"Pour être soi, il faut se projeter vers ce qui est étranger, se prolonger dans et par lui.
Demeurer enclos dans son identité, c'est se perdre et cesser d'être.
On se connaît, on se construit par le contact, l'échange, le commerce avec l'autre.
Entre les rives du même et l'autre, l'homme est un pont."
Jean Pierre Vernant, La traversée des frontières
Nicolas S. est un démagogue provocateur, qui reste fier de son dérapage sur la justice « qui démissionne » parce qu’une majorité de français pensent comme lui, regardons les faits.
Dans son édition du week-end, Le Monde publie fort à propos, une partie du rapport de l'Inspection Générale des Services Judiciaires sur le tribunal de Bobigny, celui-la même qu’a visé Nicolas S.
On s’éloigne de la réalité tronquée des statistiques, du discours démagogique pour s’approcher d’une image très précise de l’action publique judiciaire, dans la lumière crue du manque de moyens et de la surcharge d’affaires à traiter.
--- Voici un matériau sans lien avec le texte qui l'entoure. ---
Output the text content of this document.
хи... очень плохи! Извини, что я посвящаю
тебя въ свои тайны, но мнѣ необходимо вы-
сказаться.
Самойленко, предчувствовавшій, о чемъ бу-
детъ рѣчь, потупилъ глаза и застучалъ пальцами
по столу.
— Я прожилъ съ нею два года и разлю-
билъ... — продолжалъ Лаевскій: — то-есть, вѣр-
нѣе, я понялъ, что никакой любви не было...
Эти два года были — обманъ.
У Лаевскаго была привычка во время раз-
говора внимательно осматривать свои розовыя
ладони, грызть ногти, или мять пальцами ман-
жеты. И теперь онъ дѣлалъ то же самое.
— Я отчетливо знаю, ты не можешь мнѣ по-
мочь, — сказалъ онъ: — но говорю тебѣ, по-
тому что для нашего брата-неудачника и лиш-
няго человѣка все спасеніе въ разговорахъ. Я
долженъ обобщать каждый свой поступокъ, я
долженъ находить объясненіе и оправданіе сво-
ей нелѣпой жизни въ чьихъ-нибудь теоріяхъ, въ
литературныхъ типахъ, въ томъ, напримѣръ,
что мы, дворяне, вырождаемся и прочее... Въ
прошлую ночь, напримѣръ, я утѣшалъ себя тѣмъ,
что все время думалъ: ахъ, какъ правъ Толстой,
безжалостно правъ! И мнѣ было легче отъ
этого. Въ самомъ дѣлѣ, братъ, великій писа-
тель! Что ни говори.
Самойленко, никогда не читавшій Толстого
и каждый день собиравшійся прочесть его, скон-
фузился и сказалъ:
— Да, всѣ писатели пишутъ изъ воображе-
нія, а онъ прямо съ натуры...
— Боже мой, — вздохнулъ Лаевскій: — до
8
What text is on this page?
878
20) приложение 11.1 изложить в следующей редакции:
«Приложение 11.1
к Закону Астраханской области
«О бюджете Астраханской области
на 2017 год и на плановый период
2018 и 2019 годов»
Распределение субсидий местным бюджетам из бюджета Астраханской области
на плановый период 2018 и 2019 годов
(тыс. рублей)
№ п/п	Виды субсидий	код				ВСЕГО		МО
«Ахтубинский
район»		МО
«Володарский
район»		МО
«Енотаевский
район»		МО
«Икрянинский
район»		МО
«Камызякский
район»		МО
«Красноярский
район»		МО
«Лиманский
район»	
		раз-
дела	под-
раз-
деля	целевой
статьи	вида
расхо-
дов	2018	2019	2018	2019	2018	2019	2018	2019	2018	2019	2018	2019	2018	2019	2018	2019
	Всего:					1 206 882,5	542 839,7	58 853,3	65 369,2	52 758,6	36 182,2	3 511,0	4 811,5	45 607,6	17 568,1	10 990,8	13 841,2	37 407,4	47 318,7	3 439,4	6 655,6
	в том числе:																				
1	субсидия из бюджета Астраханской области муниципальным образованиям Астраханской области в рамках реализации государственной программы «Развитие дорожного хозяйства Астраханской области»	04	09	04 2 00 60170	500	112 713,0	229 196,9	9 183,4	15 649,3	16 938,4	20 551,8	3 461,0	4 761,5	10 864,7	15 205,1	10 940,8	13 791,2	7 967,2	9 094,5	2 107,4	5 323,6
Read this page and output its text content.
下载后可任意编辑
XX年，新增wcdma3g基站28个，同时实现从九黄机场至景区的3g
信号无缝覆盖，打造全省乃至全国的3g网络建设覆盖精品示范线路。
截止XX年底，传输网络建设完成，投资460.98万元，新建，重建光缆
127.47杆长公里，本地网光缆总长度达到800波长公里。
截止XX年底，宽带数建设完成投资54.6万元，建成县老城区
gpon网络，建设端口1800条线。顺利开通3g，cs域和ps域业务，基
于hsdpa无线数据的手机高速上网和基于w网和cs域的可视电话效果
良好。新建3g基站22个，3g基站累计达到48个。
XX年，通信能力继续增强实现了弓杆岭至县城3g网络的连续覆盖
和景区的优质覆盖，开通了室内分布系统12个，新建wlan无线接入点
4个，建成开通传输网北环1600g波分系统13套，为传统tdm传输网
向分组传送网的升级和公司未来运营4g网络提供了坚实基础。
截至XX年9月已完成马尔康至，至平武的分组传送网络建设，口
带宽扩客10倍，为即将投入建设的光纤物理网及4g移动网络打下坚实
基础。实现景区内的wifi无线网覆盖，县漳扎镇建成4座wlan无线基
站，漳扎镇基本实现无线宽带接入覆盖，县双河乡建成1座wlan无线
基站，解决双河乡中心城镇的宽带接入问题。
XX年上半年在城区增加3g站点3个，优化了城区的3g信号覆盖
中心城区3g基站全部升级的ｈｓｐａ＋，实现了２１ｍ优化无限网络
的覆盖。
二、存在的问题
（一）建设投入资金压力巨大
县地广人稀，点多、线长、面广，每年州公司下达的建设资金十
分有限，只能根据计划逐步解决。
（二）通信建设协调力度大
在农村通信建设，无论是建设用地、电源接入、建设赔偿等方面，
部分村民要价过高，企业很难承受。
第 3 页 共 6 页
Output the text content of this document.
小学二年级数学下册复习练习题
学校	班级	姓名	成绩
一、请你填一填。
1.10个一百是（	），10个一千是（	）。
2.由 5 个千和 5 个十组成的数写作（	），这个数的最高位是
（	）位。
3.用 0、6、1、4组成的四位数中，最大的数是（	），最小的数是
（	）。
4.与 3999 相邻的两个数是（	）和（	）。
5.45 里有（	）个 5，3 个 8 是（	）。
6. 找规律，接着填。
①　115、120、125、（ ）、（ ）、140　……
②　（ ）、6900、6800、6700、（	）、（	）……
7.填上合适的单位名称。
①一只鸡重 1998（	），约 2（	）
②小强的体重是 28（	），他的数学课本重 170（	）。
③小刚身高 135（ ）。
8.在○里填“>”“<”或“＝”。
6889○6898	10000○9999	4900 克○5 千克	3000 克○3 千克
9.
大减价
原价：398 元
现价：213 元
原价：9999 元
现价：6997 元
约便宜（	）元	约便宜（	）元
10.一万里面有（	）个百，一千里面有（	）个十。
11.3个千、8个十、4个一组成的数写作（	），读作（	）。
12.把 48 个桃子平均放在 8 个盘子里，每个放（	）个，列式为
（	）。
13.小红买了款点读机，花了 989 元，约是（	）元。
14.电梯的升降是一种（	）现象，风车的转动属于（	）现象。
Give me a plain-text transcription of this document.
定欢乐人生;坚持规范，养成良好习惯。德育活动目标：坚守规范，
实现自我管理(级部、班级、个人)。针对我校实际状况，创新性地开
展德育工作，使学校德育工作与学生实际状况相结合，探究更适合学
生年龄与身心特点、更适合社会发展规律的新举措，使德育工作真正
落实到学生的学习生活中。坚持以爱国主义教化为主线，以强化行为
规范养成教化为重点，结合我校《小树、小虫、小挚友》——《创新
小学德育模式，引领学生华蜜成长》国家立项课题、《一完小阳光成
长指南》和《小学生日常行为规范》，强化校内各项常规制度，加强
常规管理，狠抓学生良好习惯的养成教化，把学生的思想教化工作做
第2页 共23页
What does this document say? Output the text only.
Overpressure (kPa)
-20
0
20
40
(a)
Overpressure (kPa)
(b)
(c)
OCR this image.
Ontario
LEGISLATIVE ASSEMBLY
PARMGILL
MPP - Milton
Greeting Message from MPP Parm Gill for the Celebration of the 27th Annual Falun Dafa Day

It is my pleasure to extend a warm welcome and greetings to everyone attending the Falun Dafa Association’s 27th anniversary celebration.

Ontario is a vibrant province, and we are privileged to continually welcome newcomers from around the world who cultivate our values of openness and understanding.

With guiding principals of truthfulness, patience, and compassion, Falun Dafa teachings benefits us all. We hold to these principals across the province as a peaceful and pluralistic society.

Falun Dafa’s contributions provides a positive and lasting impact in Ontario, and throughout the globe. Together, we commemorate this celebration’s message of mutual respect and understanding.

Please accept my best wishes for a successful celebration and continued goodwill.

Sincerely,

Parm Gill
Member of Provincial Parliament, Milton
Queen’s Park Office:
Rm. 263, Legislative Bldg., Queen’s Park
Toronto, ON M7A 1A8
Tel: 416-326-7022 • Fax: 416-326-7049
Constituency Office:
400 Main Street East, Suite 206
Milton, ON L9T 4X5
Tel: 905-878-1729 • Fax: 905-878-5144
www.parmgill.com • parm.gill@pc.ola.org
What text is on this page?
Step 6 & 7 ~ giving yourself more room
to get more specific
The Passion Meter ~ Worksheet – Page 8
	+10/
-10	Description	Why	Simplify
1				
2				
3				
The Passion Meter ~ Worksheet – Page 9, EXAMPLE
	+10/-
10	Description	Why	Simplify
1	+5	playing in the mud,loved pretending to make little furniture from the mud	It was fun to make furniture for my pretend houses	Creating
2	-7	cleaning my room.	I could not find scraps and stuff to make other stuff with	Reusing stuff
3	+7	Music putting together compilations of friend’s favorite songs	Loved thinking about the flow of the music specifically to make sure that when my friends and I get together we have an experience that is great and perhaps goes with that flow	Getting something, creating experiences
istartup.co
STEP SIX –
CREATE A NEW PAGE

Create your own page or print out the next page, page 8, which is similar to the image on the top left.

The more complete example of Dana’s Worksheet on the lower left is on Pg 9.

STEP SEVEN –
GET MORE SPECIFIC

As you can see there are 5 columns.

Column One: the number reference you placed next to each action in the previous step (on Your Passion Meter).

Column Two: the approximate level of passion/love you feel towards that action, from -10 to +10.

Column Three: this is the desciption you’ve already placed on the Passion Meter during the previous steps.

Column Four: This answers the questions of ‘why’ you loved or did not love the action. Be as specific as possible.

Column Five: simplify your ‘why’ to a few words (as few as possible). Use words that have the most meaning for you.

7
Ce Tribunal est loin d'être laxiste, les magistrats du ministère publique traitent toutes les affaires, en dépit de ses difficultés, la justice est loin de démissionner, au contraire : les magistrats y affichent une productivité répressive extraordinaire.
Simplement, un tribunal de banlieue, c’est un peu comme l’école, un territoire longtemps relégué des priorités budgétaires et des ors de la République. Il est « composé de magistrats de peu d'expérience dont la qualité et la motivation ne sont pas en cause, souffre d'un sous-effectif chronique, de la rotation rapide de ses membres et d'un encadrement insuffisant ». Les magistrats y traitent deux fois plus de dossiers que leurs collègues parisiens.
La vérité, c’est que malgré « une charge de travail trop importante, une réponse pénale est apportée à chaque acte de délinquance ». Voilà donc le candidat Nicolas S. pris en flagrant délit de populisme et de mensonge, déformant la réalité statistique pour masqué l’échec relatif de sa politique répressive.
Une question me démange toutefois, à propos de Nicolas S., Ministre d’Etat et candidat présidentiel de son état. Oui, car je me rappelle un peu, beaucoup, de mes cours d’éducation civique, de l’axiome démocratique : la séparation des pouvoirs. Nicolas S arrivé au 55 Fbd Saint Honoré, que ferait il de ses pouvoirs à la tête de l’exécutif ? Voudra-t-il réaliser une « rupture constitutionnelle » pour modifier la séparation essentielle et consubstantielle de notre République ?
Etre un Chef d’Etat, ce n’est pas gouverner avec les sondages, même si 77 % des Français considèrent que « la justice n’est pas assez sévère avec les jeunes délinquants » (sondage Ifop publié par le Figaro). Le Président est le gardien de la Constitution. Les propos du futur candidat de l’UMP, s’ils « renforcent sa crédibilité » (dixit le Figaro, entendu pour crédibilité électorale), ils le décrédibilisent pour une fonction de Président.
Un élu ne doit pas, effectivement, conduire son action en fonction des sondages. Il doit répondre aux attentes de ses concitoyens. Que dire si ces attentes sont relayées par des sondages ? Il devrait s'en détourner ? Non, bien sûr.
Les fonctionnaires de l'Inspection du minstère de la justice sont-ils prets à écrire dans un rapport (qui sera public) que l'action de leurs collègues est vraiment insuffisante? Alors que ces collègues sont aussi issus des mêmes corps qu'eux ? Non bien sûr.
Le citoyen a-t-il la possibilté de se faire entendre dans ce pays? autrement qu'en votant ? Faut-il une nouvelle vague du FN comme en 2002 pour que le ventre mou des anti-Sarko comprenne que la France d'en bas (voilà une expression qui a perdu de son aura) attend que les élus fasse ce qu'ils promettent? Et que prromettent-ils tous d'abord? Que l'on pourra désormais circuler librement nous et nos enfants dans les écoles, et nos voitures dans la rue, et nos logements dans les banlieues...Bref, les gens veulent de la sécurité et non du laxisme. Je suis désolé de le dire, mais l'angélisme perdra ceux qui continuent d'y croire.
Il faut prendre ce sujet au sérieux et, sans démagogie, s'assurer que Justice passe. A défaut, ce que certains appellent désormais "les groupements ethniques homogènes", feront bientôt trembler dans le 93.